Boris Johnson should have the power to appoint ministers who are not MPs or peers, an influential body set up to help overhaul Whitehall is set to recommend.
The Commission for Smart Government, set up last year to find ways of improving the functioning of Whitehall, will next week launch a report calling for prime ministers to be given more flexibility over ministerial appointments.
The commission, which is chaired by Nick Herbert, a former Tory minister, is also said to be preparing to recommend that a “Prime Minister’s department” be established, which would give Mr Johnson access to thousands of civil servants.

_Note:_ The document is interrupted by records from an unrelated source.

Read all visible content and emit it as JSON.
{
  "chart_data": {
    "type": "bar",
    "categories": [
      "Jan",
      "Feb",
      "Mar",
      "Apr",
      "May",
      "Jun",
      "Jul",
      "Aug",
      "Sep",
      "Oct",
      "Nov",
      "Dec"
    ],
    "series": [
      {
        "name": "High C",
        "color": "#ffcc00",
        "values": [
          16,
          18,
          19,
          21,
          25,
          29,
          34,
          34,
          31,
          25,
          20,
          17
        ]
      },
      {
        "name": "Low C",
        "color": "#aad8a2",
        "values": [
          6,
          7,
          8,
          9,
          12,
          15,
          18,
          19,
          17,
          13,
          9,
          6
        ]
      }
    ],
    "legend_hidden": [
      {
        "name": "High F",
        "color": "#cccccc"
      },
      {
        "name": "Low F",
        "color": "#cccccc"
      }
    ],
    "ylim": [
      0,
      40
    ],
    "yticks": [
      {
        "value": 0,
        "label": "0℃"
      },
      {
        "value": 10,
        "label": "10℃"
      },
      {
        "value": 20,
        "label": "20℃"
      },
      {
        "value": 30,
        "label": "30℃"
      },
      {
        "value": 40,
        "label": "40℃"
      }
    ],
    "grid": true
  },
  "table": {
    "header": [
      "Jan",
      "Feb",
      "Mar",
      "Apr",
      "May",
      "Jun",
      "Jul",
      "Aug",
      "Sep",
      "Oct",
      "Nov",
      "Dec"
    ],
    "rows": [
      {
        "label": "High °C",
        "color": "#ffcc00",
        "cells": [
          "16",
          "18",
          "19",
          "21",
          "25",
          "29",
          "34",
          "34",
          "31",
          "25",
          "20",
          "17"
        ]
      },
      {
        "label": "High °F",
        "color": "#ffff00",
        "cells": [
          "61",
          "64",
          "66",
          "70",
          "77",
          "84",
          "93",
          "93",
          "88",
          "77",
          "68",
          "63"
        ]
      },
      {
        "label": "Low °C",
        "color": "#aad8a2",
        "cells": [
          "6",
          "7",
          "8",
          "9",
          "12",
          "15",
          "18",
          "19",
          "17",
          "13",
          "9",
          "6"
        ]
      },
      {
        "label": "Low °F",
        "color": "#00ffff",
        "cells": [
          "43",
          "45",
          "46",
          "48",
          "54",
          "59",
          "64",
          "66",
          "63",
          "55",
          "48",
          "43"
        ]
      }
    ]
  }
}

According to The Times, the new department would include a Treasury Board comprising of the Prime Minister’s officials and chaired by the Chief Secretary to the Treasury, in a move that would weaken the Exchequer’s grip over Government spending.

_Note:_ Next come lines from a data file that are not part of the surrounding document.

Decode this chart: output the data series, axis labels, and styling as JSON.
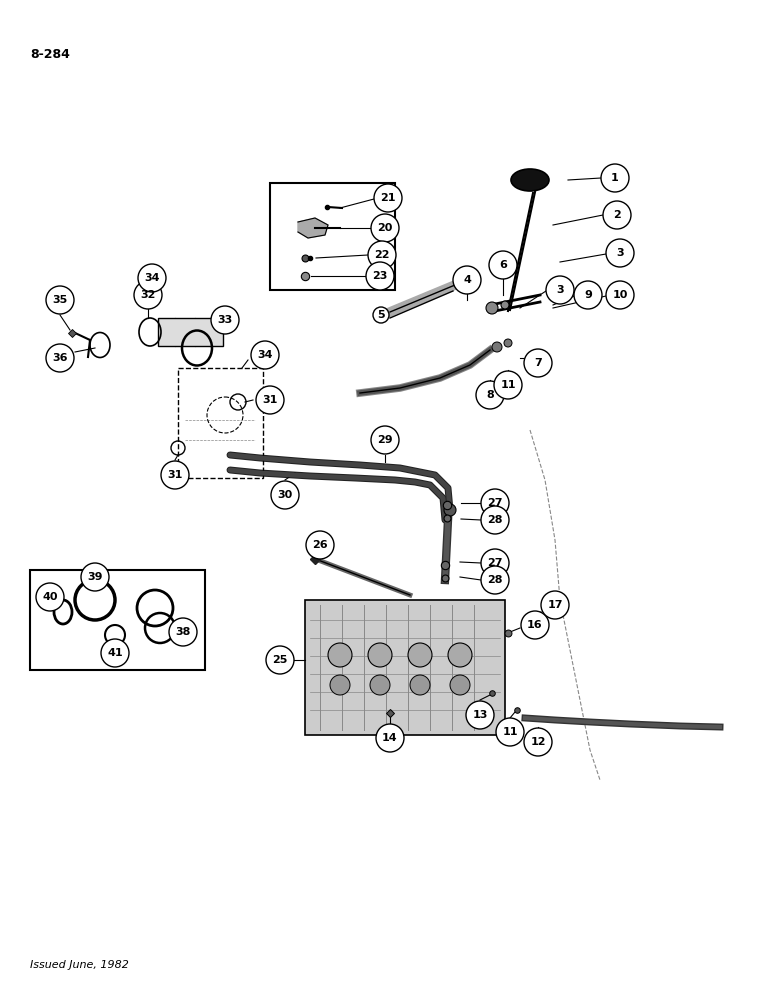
{
  "page_number": "8-284",
  "footer_text": "Issued June, 1982",
  "bg": "#ffffff",
  "lc": "#000000",
  "fw": 7.72,
  "fh": 10.0,
  "dpi": 100
}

The report is due to be launched on July 12, and will be attended by Michael Gove, the Chancellor of the Duchy of Lancaster, who is overseeing the Government’s reforms of the civil service.
The commission is made up of former permanent secretaries and experienced Whitehall figures. It previously included among its members Baroness Finn, who has since left to become Mr Johnson’s deputy chief of staff.
The recommendation to enable unelected representatives to become ministers was put forward by George Osborne, former Chancellor of the Exchequer, earlier this year.
In his evidence to the commission, Mr Osborne said he believed countries with presidential systems were better at bringing in outside talent to senior government roles and called for a system of non-parliamentary ministers to increase the talent pool.
He proposed establishing a new approach in which it becomes routine for senior business leaders to spend a four to five-year tour in public service, without the need to become a Parliamentarian for life.